( L - R ) Garth, Madden
THE CHURCH wants the chance to negotiate with gunmen as part of a thrust to help to fight crime in Jamaica.
The Reverend Dr Peter Garth, president of the Jamaica Association of Evangelicals, said during a Gleaner Editors' Forum yesterday that the Church should be allowed to play a more active role in fighting crime.
"Those persons who are holding guns, they are actually human beings and we need to take a different approach," Garth said. "If you look at it, you realise that we need to be involved in negotiating and I think the Church is still the best organisation to do that."
Securing ceasefires
The Church has been involved in many social intervention programmes within warring communities and has been able to secure ceasefires as well as a rebirth of commercial and social life within such areas.
However, it has been knocked for having close relationships with criminals. But Garth said that criticism should be ignored.
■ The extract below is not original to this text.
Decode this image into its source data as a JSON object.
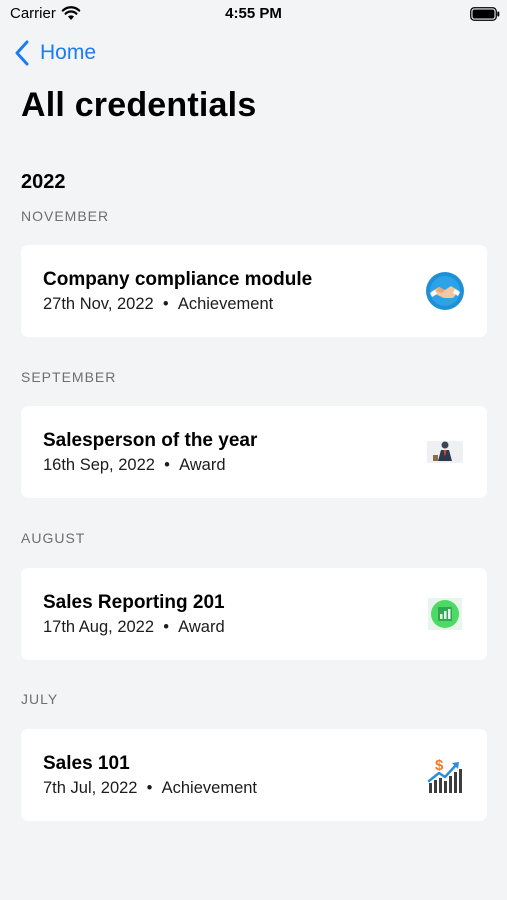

"We really need to rise up and forget about the criticism that even came from the police force concerning hugging up gunmen," he said.
Jamaica's murder tally has consistently soared over 1,200 every year since 2004. More than 700 people have been murdered since January, including almost 200 in May.
Most of these murders have taken place in communities identified as political garrisons and inner cities.
Garth said a new approach must be taken in dealing with persons from these communities who are suspected to be involved in crime.
"It is not about more equipment, more squads, more this and more that," said Garth, who is the pastor of Hope Gospel Assembly.
The Rev Len Anglin, executive chairman of the Church of God in Jamaica, said that in the past, the Church collectively offered cooperation and total involvement, especially in the area of community policing.
Proposal ready
He said a proposal has been developed and was given to the commissioner of police, the Government as well as the Opposition. Among the proposals is an adopt-a-gang initiative to be undertaken by the Church.
Aulous Madden, elder at the Maranatha Gospel Hall in Vineyard Town, St Andrew, told the Editors' Forum that church interventions continue to be valuable.
He pointed to the recent incident in which he claims the Church was able to get 10 young men from south-east St Andrew to put down the guns. These men, he said, have transformed their lives.